Trois conférences s’enchainent qui vont nous permettre d’avoir une vue assez claire sur la position théologique que propose le RSE sur comment aborder les textes de Genèse 1-11 et notamment le récit du déluge biblique, preuves scientifiques à l’appui avec le soutien de Robert White comme expert scientifique.
L’exégèse proposée par Matthieu Richelle nous oriente vers une lecture littéraire du texte influencée par d’autres textes mésopotamiens tels que « l’épopée de Gilgamesh » ou d’autres tablettes très proches du récit biblique. La structure en miroir du récit qui imite la montée et la décrue des eaux, la symbolique des nombres (en miroir également), l’âge des patriarches avant (très grand) et après le déluge (plus faible), « le jeu » de destruction et de reconstruction de la création qui fait écho à Gen 1, sont autant d’indices qui devraient nous faire prendre du recul sur le texte et nous inciter à une lecture littéraire de ce récit. Nous devrions donc user d’une grande prudence dans notre comparaison du texte avec les faits archéologiques et géologiques même si pour Matthieu Richelle, le texte impose tout de même une base historique. L’aspect littéraire intervient dans les détails du récit.

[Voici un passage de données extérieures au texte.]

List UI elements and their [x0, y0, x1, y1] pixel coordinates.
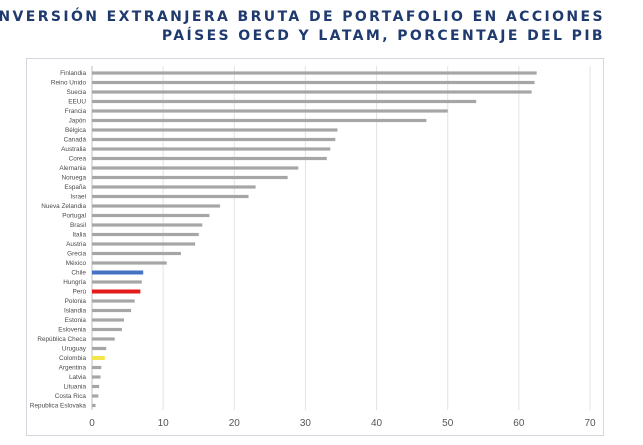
bar-rep-blica-checa: [92, 337, 115, 341]
x-tick-label: 30: [300, 418, 312, 429]
bar-m-xico: [92, 261, 167, 265]
bar-colombia: [92, 356, 105, 360]
category-label: Polonia: [65, 298, 87, 305]
category-label: Portugal: [62, 213, 86, 220]
chart-title: INVERSIÓN EXTRANJERA BRUTA DE PORTAFOLIO…: [0, 8, 605, 46]
category-label: Finlandia: [60, 70, 86, 77]
category-label: Canadá: [64, 137, 87, 144]
bar-costa-rica: [92, 394, 99, 398]
bar-alemania: [92, 166, 299, 170]
bar-islandia: [92, 308, 132, 313]
x-tick-label: 10: [158, 418, 170, 429]
bar-uruguay: [92, 346, 107, 351]
bar-portugal: [92, 213, 210, 218]
x-tick-label: 20: [229, 418, 241, 429]
category-label: Australia: [61, 146, 86, 153]
category-label: Colombia: [59, 355, 86, 362]
x-tick-label: 50: [442, 418, 454, 429]
bar-austria: [92, 242, 196, 246]
bar-hungr-a: [92, 280, 142, 284]
bar-israel: [92, 194, 249, 199]
bar-canad-: [92, 137, 336, 142]
bar-estonia: [92, 318, 125, 322]
category-label: España: [64, 184, 86, 191]
bar-reino-unido: [92, 80, 535, 85]
bar-lituania: [92, 384, 100, 389]
bar-italia: [92, 232, 199, 237]
category-label: Noruega: [61, 175, 86, 182]
category-label: Austria: [66, 241, 86, 248]
category-label: Costa Rica: [55, 393, 87, 400]
bar-eeuu: [92, 99, 477, 104]
category-label: Bélgica: [65, 127, 86, 134]
bar-chile: [92, 270, 144, 275]
category-label: Hungría: [63, 279, 86, 286]
category-label: Italia: [73, 232, 87, 239]
title-line-1: INVERSIÓN EXTRANJERA BRUTA DE PORTAFOLIO…: [0, 9, 605, 25]
category-label: Japón: [69, 118, 87, 125]
category-label: Islandia: [64, 308, 86, 315]
bar-espa-a: [92, 185, 256, 189]
category-label: Israel: [70, 194, 86, 201]
bar-finlandia: [92, 71, 537, 75]
bar-b-lgica: [92, 128, 338, 132]
category-label: Suecia: [66, 89, 86, 96]
title-line-2: PAÍSES OECD Y LATAM, PORCENTAJE DEL PIB: [161, 28, 605, 44]
bar-brasil: [92, 223, 203, 227]
category-label: Corea: [69, 156, 87, 163]
bar-per-: [92, 289, 141, 294]
category-label: Perú: [73, 289, 87, 296]
category-label: Argentina: [59, 365, 87, 372]
x-tick-label: 70: [584, 418, 596, 429]
bar-suecia: [92, 90, 532, 94]
category-label: Francia: [65, 108, 87, 115]
x-tick-label: 60: [513, 418, 525, 429]
bar-australia: [92, 147, 331, 151]
bar-polonia: [92, 299, 135, 303]
category-label: Grecia: [67, 251, 86, 258]
category-label: Lituania: [64, 384, 87, 391]
category-label: Chile: [71, 270, 86, 277]
bar-francia: [92, 109, 448, 113]
category-label: Alemania: [59, 165, 86, 172]
category-label: República Checa: [37, 336, 86, 343]
bar-republica-eslovaka: [92, 403, 96, 408]
bar-eslovenia: [92, 327, 122, 332]
bar-corea: [92, 156, 327, 161]
category-label: Nueva Zelandia: [41, 203, 86, 210]
x-tick-label: 0: [89, 418, 95, 429]
category-label: Estonia: [65, 317, 87, 324]
category-label: Brasil: [70, 222, 86, 229]
category-label: EEUU: [68, 99, 86, 106]
category-label: Republica Eslovaka: [30, 403, 87, 410]
category-label: Eslovenia: [58, 327, 86, 334]
bar-latvia: [92, 375, 101, 379]
bar-noruega: [92, 175, 288, 180]
x-tick-label: 40: [371, 418, 383, 429]
bar-argentina: [92, 365, 102, 370]
category-label: Reino Unido: [51, 80, 87, 87]
bar-jap-n: [92, 118, 427, 123]
category-label: Uruguay: [62, 346, 87, 353]
bar-grecia: [92, 251, 181, 256]
category-label: Latvia: [69, 374, 86, 381]
bar-nueva-zelandia: [92, 204, 221, 208]
category-label: México: [66, 260, 87, 267]
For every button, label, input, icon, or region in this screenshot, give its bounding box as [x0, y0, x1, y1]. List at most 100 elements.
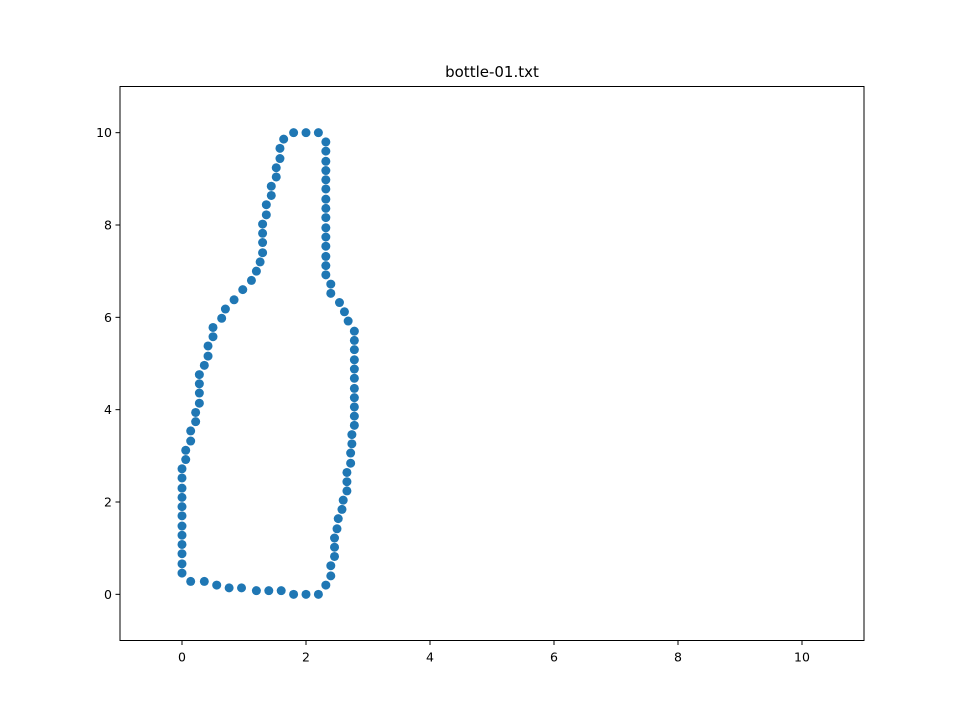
data-point [238, 285, 248, 295]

Par ailleurs, il faut noter que le texte est ambigu quand il s’agit de toute la terre, faut-il le comprendre au sens région, ou terre entière ?
Comme l’exposé de Robert White le montrera, la science ne relève aucune trace d’un déluge global sur la terre. et depuis les années 1950 les méthodes de datation sont absolument toutes concordantes (une quarantaine de méthodes indépendantes à partir d’isotopes différents datent la terre à 4,6 Milliards d’années, ruinant ainsi définitivement les théories voulant démontrer une terre Jeune).
Nous trouvons cependant des traces d’un évènement remarquable il y a 7 500 ans, c’est l’inondation de la mer Noire. Il est cependant difficile de faire le lien aujourd’hui entre cet évènement et les récits des déluges bibliques ou mésopotamiens.
Si un déluge local semble à l’origine du récit biblique il n’est pas possible actuellement de le localiser, mais Robert White invite ses auditeurs à se focaliser davantage sur les messages théologiques portés par le déluge :
- l’opposition de Dieu au péché et sa fidélité à son alliance
- Noé, exemple d’un homme juste
- Le déluge comme l’image du renouvellement de la Terre pour le retour du Christ
L’exposé de Lydia JAEGER nous invitera à prendre du recul sur les rapports entre science et théologie,
- Les textes bibliques doivent être interprétés dans leurs contextes historiques originaux
- La science n’a pas autorité sur l’exégèse mais peut fournir des données nouvelles qui nous permet de reconsidérer certaines interprétations
- Il y a peu de science dans la Bible (cela dépend du choix de lecture littéraire que l’on fait des textes) mais la Bible est entièrement fiable quand elle aborde des sujets scientifiques
En résumé
Le RSE propose pour le récit du déluge et plus généralement pour les textes de Gen 1-11 une position médiane entre ce qu’on pourrait appeler la position traditionnelle évangélique fidèle à une lecture littérale et la position adoptée par scienceetfoi.com et d’autres théologiens évangéliques (souvent anglo-saxons) favorable à une lecture littéraire libre de tout concordisme scientifique ou historique.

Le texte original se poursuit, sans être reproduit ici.